Yapılması gereken şey çok basitti. Hakan Şükür ve Arif Erdem’in gollerine, hikâyesine diğer futbolcular gibi olayın doğal akışında yer verilir. Ardından en fazla beş dakika da bu iki futbolcunun FETÖ ile bağlantıları, FETÖ’nün bu ülkeye neler yaptığı 15 Temmuz görüntüleri eşliğinde anlatılabilirdi. Hakan Şükür’ün 15 Temmuz’dan çok önce Amerika’ya, Arif Erdem’inde 15 Temmuz’dan sonra Yunanistan’a kaçtığı belirtilebilirdi. Fatih Terim bile bu iki futbolcu için bir değerlendirmede bulunabilirdi. Fakat işin içinde Netflix olunca elbette böyle olmuyor. Adamların işi algı oluşturmak. Bu tarz tartışmalarla daha fazla izlenme oranı elde ettiler. Hakan Şükür sosyal medyada görünmekten çekinmiyor. Kendi arasında futbol yorumculuğu bile yapıyor. Arif Erdem’den ise haber yok. Arif’in Manchester’a attığı gole ulaşabiliyoruz ama kendisi nerede, ne yapıyor bilmiyoruz…

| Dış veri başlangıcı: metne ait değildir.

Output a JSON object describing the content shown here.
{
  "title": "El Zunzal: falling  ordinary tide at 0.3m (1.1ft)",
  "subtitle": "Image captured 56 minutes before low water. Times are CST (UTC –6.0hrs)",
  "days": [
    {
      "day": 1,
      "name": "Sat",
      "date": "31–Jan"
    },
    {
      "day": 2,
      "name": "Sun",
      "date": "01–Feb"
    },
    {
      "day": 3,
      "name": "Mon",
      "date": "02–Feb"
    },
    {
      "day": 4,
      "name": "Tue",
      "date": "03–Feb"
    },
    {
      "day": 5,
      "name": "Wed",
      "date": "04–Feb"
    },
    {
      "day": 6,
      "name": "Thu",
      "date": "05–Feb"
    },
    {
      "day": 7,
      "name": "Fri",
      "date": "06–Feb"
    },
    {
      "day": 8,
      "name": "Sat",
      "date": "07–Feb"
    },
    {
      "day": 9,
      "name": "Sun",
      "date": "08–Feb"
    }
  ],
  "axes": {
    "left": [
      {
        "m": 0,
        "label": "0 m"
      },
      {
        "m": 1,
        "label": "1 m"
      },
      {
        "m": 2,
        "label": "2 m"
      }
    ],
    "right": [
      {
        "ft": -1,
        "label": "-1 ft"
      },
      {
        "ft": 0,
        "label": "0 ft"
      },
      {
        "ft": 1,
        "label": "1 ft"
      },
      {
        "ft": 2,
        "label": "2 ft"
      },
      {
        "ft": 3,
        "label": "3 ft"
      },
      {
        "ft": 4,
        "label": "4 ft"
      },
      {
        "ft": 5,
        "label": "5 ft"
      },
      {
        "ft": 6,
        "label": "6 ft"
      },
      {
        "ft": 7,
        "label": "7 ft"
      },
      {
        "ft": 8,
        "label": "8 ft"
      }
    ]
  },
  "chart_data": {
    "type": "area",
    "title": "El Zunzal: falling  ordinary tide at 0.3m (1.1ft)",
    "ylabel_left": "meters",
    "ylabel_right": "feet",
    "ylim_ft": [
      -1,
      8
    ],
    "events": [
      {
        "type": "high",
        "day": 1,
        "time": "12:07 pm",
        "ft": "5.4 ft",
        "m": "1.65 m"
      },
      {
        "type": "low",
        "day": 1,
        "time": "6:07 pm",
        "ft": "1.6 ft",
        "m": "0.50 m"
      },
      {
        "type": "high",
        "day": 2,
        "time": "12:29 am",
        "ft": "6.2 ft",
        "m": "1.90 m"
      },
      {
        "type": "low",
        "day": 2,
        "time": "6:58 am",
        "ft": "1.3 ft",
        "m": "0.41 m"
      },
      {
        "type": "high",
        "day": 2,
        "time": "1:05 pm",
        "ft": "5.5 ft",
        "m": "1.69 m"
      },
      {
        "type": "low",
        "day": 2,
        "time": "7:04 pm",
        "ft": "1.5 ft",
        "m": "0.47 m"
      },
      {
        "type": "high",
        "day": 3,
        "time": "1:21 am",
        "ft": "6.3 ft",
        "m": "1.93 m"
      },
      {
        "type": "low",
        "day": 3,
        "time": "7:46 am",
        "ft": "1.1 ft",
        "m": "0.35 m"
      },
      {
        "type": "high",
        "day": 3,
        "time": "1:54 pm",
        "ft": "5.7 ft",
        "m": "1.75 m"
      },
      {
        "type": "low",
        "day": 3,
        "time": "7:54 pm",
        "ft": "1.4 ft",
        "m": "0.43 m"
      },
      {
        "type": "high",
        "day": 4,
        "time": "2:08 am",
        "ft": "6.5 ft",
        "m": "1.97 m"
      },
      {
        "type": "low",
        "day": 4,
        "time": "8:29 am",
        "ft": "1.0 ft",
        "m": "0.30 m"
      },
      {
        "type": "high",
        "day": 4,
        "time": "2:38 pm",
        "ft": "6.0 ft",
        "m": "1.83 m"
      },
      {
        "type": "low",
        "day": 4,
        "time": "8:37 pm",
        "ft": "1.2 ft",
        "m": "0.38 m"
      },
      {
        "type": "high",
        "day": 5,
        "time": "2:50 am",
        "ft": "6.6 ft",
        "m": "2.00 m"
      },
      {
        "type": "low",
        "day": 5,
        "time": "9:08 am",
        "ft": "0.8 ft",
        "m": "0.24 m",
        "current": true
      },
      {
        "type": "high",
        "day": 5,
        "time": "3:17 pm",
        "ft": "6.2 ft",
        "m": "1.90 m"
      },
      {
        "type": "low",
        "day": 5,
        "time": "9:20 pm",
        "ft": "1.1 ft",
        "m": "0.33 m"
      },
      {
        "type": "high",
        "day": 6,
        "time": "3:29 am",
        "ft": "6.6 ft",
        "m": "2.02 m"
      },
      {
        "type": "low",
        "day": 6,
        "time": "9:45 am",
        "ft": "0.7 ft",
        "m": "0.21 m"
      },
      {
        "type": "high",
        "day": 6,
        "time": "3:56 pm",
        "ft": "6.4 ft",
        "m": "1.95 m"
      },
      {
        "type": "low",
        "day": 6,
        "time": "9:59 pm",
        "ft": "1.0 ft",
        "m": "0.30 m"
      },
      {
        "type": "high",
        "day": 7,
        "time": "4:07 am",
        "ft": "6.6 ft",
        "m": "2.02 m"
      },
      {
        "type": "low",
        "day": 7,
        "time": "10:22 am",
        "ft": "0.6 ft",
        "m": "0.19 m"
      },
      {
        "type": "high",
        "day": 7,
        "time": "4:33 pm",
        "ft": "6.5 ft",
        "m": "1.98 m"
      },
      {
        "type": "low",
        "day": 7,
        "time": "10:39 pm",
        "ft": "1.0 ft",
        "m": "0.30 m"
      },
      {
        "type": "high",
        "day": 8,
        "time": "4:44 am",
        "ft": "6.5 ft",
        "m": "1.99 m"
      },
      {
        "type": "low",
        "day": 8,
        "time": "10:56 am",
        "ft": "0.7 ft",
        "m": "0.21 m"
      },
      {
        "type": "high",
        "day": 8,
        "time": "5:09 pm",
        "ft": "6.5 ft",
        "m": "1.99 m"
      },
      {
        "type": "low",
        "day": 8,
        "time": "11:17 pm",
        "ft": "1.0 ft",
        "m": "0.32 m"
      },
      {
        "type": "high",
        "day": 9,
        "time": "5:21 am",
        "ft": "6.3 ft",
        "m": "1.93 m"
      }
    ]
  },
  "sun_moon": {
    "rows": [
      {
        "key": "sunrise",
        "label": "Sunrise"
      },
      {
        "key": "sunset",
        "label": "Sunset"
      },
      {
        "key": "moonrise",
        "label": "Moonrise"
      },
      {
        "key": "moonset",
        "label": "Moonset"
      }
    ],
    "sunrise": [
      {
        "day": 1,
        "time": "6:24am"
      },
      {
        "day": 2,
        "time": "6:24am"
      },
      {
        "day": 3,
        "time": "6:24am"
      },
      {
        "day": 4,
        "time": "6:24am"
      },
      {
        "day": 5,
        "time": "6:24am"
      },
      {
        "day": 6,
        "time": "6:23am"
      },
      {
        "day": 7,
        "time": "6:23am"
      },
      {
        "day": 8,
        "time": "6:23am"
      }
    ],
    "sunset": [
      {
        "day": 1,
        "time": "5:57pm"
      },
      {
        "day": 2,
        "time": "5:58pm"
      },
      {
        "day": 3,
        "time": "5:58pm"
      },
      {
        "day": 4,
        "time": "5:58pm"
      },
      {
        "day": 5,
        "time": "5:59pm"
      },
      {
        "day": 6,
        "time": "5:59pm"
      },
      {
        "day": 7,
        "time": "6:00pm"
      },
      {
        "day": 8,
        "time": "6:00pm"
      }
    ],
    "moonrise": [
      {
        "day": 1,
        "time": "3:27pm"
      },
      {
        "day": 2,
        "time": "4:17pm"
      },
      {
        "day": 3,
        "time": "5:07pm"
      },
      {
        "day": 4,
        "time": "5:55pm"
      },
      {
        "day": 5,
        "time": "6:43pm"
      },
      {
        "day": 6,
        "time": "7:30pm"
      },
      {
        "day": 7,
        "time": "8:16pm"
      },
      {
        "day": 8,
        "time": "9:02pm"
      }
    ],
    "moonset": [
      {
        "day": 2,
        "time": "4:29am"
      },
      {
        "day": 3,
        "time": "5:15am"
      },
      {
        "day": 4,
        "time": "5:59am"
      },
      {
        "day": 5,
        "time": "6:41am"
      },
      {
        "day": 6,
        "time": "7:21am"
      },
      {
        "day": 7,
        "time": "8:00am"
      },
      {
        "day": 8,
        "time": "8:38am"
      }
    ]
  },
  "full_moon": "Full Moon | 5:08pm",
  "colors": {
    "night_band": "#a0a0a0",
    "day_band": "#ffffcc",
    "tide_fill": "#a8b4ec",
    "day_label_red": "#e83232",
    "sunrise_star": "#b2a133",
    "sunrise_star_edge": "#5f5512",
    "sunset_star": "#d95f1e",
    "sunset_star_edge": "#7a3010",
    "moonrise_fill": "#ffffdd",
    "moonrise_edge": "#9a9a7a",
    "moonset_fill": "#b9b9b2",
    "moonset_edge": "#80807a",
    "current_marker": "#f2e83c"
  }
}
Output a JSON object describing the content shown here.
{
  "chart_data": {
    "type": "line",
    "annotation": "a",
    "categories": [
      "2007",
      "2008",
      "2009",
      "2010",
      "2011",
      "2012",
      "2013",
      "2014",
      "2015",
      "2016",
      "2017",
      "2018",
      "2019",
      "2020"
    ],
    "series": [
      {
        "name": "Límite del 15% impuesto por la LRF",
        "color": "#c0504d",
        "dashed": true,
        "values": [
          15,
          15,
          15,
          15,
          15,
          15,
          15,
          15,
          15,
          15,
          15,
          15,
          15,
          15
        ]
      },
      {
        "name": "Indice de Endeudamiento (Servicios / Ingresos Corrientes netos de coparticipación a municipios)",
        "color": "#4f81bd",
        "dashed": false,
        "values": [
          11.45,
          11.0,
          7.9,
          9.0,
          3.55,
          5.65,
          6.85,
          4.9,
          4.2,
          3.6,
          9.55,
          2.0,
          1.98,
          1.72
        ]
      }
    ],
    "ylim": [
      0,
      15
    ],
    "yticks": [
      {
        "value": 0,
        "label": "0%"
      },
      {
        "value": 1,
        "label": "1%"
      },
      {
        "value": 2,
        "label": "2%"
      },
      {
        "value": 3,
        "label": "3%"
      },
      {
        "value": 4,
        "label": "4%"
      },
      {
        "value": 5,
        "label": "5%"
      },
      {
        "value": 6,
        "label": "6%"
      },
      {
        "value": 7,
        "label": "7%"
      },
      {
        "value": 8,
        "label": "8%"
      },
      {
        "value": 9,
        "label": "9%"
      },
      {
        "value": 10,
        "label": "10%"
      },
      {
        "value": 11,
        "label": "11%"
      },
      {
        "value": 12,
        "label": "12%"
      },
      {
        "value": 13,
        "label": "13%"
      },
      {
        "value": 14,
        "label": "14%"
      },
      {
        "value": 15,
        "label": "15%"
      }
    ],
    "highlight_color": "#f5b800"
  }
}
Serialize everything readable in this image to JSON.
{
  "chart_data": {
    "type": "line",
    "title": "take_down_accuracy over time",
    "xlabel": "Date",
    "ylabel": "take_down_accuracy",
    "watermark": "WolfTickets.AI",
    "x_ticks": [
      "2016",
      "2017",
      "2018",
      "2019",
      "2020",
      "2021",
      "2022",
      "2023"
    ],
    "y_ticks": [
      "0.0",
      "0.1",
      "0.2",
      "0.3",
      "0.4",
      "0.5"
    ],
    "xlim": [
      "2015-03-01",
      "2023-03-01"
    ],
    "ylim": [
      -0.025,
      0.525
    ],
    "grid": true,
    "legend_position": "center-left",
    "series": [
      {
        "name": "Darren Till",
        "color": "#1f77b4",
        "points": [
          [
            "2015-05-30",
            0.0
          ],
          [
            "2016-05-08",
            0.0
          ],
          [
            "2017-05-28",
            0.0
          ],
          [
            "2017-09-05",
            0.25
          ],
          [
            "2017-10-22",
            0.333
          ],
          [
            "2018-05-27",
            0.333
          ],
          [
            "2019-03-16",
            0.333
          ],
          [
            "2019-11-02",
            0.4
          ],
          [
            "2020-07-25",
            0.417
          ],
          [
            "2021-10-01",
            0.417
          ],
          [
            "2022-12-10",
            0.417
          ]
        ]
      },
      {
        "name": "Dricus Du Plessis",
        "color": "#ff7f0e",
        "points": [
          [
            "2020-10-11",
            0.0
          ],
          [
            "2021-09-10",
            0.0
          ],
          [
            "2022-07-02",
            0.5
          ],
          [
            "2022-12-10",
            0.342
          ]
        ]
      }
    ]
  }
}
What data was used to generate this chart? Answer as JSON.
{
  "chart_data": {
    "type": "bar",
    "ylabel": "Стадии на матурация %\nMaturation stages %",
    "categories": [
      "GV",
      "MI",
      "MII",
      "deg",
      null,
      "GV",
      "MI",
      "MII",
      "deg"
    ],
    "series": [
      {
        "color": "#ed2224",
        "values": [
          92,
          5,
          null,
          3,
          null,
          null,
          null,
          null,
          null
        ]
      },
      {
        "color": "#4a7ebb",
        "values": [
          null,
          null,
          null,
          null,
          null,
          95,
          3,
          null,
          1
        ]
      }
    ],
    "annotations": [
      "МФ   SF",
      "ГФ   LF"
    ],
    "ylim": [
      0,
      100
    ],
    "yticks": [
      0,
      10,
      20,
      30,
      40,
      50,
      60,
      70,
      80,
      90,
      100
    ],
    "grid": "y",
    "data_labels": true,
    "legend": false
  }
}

Hakan Şükür ve Arif Erdem’in sırf FETÖ’cü oldukları için futbolculuklarının tartışmalı hâle getirilmesi komik. Böyle davranarak onlara istediklerini vermiş oluyoruz. Siyasi iktidardan korktuklarından bizim kariyerimizi bile inkâr ediyorlar diye propaganda yapıyorlar. Futbol tarihimizden bu iki ismi silemeyiz. Kariyerleri ortada. Fakat peşine FETÖ’cü oldukları gerçeğini sürekli vurgulamalıyız. İnsanın geçmişinden çok bugünü önemlidir. Spor ya da sanat camiasında çok yetenekli olmalarına rağmen özel hayatları tartışmalı isimler vardır. Uyuşturucu kullanmış, alkol batağına düşmüş, sürekli şiddet haberlerine özne olmuş isimler. Bunların yaptıkları işi takdir etmeye devam ederiz. Çünkü adamlar kendilerine zarar vermişlerdir. Maradona, İbrahim Tatlıses gibi farklı kulvarlarda onlarca isim sayabiliriz.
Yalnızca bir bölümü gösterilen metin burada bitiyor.